The Panegyricus Serenissimo Principi Leonardo Lauredano, anglicised as Panegyric to the Most Serene Prince Leonardo Loredan is an early 16th-century manuscript written in Latin in honour of Leonardo Loredan, who reigned as the 75th Doge of Venice from 1501 until his death in 1521.

The manuscript is a ceremonial facsimile of a panegyric pronounced by Sigismundus Burgus, a knight and lawyer from the city of Cremona. Dated 21 April 1503, the Latin script is elaborately illuminated with a Roman-style inscription of gold letters on a blue background. The placement of the Lion of Saint Mark, a symbol of the Republic of Venice, in the upper margin above the inscription, confirms that the manuscript is an official document. It was acquired in 1931 by the bequest of Henry Walters, and is currently located in the Walters Art Museum in Baltimore, Maryland.

== Description ==

=== Title page ===
The title page contains heraldic borders. The Lion of Saint Mark is visible on a parapet above the inscription written with shell gold, flanked on both sides by the coat of arms of the Loredan family. Two unidentified heraldic crests are located on the left and right margins, on a purple background with gold and grey vines. At the bottom margin, two confronted tritons are holding a heraldic shield. The text is written in black ink, with a four-line initial "D" decorated with blue vines.

=== Binding ===
The manuscript's binding is original. It is made of dark-brown, goat leather, on which the name Francesco Paciotto is written in gold on the outside upper and lower boards respectively.

== Bibliography ==

- De Ricci, Seymour. Census of Medieval and Renaissance Manuscripts in the United States and Canada. Vol. 1. New York: H. W. Wilson Company, 1935, p. 842, no. 488.
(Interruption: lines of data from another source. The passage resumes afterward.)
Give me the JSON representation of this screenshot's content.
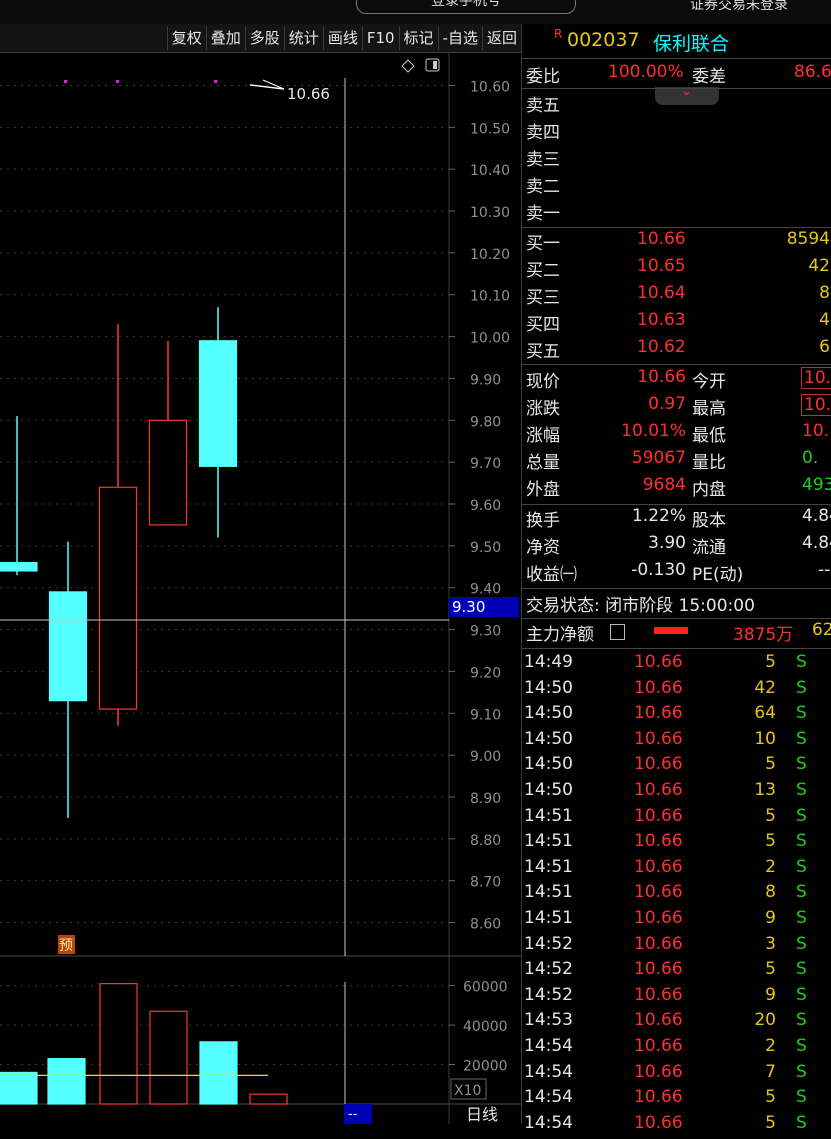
{
  "topbar": {
    "login_label": "登录手机号",
    "trade_status": "证券交易未登录"
  },
  "toolbar": {
    "buttons": [
      "复权",
      "叠加",
      "多股",
      "统计",
      "画线",
      "F10",
      "标记",
      "-自选",
      "返回"
    ]
  },
  "chart": {
    "period_label": "日线",
    "high_marker": "10.66",
    "cursor_price": "9.30",
    "cursor_x_label": "--",
    "forecast_badge": "预",
    "volume_unit": "X10",
    "price_ticks": [
      "10.60",
      "10.50",
      "10.40",
      "10.30",
      "10.20",
      "10.10",
      "10.00",
      "9.90",
      "9.80",
      "9.70",
      "9.60",
      "9.50",
      "9.40",
      "9.30",
      "9.20",
      "9.10",
      "9.00",
      "8.90",
      "8.80",
      "8.70",
      "8.60"
    ],
    "volume_ticks": [
      "60000",
      "40000",
      "20000"
    ],
    "colors": {
      "up": "#ff3232",
      "down": "#54ffff",
      "ma": "#e6e600",
      "cursor": "#c8c8c8",
      "cursor_tag_bg": "#0000b4"
    }
  },
  "chart_data": {
    "type": "candlestick",
    "ylim": [
      8.52,
      10.68
    ],
    "candles": [
      {
        "open": 9.46,
        "close": 9.44,
        "high": 9.81,
        "low": 9.43,
        "direction": "down"
      },
      {
        "open": 9.39,
        "close": 9.13,
        "high": 9.51,
        "low": 8.85,
        "direction": "down"
      },
      {
        "open": 9.11,
        "close": 9.64,
        "high": 10.03,
        "low": 9.07,
        "direction": "up"
      },
      {
        "open": 9.55,
        "close": 9.8,
        "high": 9.99,
        "low": 9.55,
        "direction": "up"
      },
      {
        "open": 9.99,
        "close": 9.69,
        "high": 10.07,
        "low": 9.52,
        "direction": "down"
      }
    ],
    "volume": {
      "ylim": [
        0,
        75000
      ],
      "bars": [
        {
          "value": 16000,
          "direction": "down"
        },
        {
          "value": 23000,
          "direction": "down"
        },
        {
          "value": 61000,
          "direction": "up"
        },
        {
          "value": 47000,
          "direction": "up"
        },
        {
          "value": 31500,
          "direction": "down"
        },
        {
          "value": 5000,
          "direction": "up"
        }
      ],
      "ma_value": 14500
    }
  },
  "quote": {
    "r_badge": "R",
    "code": "002037",
    "name": "保利联合",
    "weibi_label": "委比",
    "weibi_value": "100.00%",
    "weicha_label": "委差",
    "weicha_value": "86.6",
    "asks": [
      "卖五",
      "卖四",
      "卖三",
      "卖二",
      "卖一"
    ],
    "bids": [
      {
        "label": "买一",
        "price": "10.66",
        "vol": "8594"
      },
      {
        "label": "买二",
        "price": "10.65",
        "vol": "42"
      },
      {
        "label": "买三",
        "price": "10.64",
        "vol": "8"
      },
      {
        "label": "买四",
        "price": "10.63",
        "vol": "4"
      },
      {
        "label": "买五",
        "price": "10.62",
        "vol": "6"
      }
    ],
    "stats1": [
      {
        "l1": "现价",
        "v1": "10.66",
        "l2": "今开",
        "v2": "10."
      },
      {
        "l1": "涨跌",
        "v1": "0.97",
        "l2": "最高",
        "v2": "10."
      },
      {
        "l1": "涨幅",
        "v1": "10.01%",
        "l2": "最低",
        "v2": "10."
      },
      {
        "l1": "总量",
        "v1": "59067",
        "l2": "量比",
        "v2": "0."
      },
      {
        "l1": "外盘",
        "v1": "9684",
        "l2": "内盘",
        "v2": "493"
      }
    ],
    "stats2": [
      {
        "l1": "换手",
        "v1": "1.22%",
        "l2": "股本",
        "v2": "4.84"
      },
      {
        "l1": "净资",
        "v1": "3.90",
        "l2": "流通",
        "v2": "4.84"
      },
      {
        "l1": "收益㈠",
        "v1": "-0.130",
        "l2": "PE(动)",
        "v2": "--"
      }
    ],
    "status_text": "交易状态: 闭市阶段 15:00:00",
    "mainforce_label": "主力净额",
    "mainforce_value": "3875万",
    "mainforce_extra": "62"
  },
  "ticks": [
    {
      "t": "14:49",
      "p": "10.66",
      "v": "5",
      "s": "S"
    },
    {
      "t": "14:50",
      "p": "10.66",
      "v": "42",
      "s": "S"
    },
    {
      "t": "14:50",
      "p": "10.66",
      "v": "64",
      "s": "S"
    },
    {
      "t": "14:50",
      "p": "10.66",
      "v": "10",
      "s": "S"
    },
    {
      "t": "14:50",
      "p": "10.66",
      "v": "5",
      "s": "S"
    },
    {
      "t": "14:50",
      "p": "10.66",
      "v": "13",
      "s": "S"
    },
    {
      "t": "14:51",
      "p": "10.66",
      "v": "5",
      "s": "S"
    },
    {
      "t": "14:51",
      "p": "10.66",
      "v": "5",
      "s": "S"
    },
    {
      "t": "14:51",
      "p": "10.66",
      "v": "2",
      "s": "S"
    },
    {
      "t": "14:51",
      "p": "10.66",
      "v": "8",
      "s": "S"
    },
    {
      "t": "14:51",
      "p": "10.66",
      "v": "9",
      "s": "S"
    },
    {
      "t": "14:52",
      "p": "10.66",
      "v": "3",
      "s": "S"
    },
    {
      "t": "14:52",
      "p": "10.66",
      "v": "5",
      "s": "S"
    },
    {
      "t": "14:52",
      "p": "10.66",
      "v": "9",
      "s": "S"
    },
    {
      "t": "14:53",
      "p": "10.66",
      "v": "20",
      "s": "S"
    },
    {
      "t": "14:54",
      "p": "10.66",
      "v": "2",
      "s": "S"
    },
    {
      "t": "14:54",
      "p": "10.66",
      "v": "7",
      "s": "S"
    },
    {
      "t": "14:54",
      "p": "10.66",
      "v": "5",
      "s": "S"
    },
    {
      "t": "14:54",
      "p": "10.66",
      "v": "5",
      "s": "S"
    }
  ]
}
- Baltimore Museum of Art. The Greek Tradition in Painting and the Minor Arts: an exhibition sponsored jointly by the Baltimore Museum of Art and the Walters Art Gallery from May 15 through June 25, 1939. Baltimore Museum of Art. 1939, p. 84, cat. no. 113.

- Kristeller, Paul Oskar, and Judith Wardman. Alia itinera III and Italy III: Sweden to Yugoslavia, Utopia, supplement to Italy (A-F). Iter Italicum. 5. London: Warburg Institute, 1990, p. 215.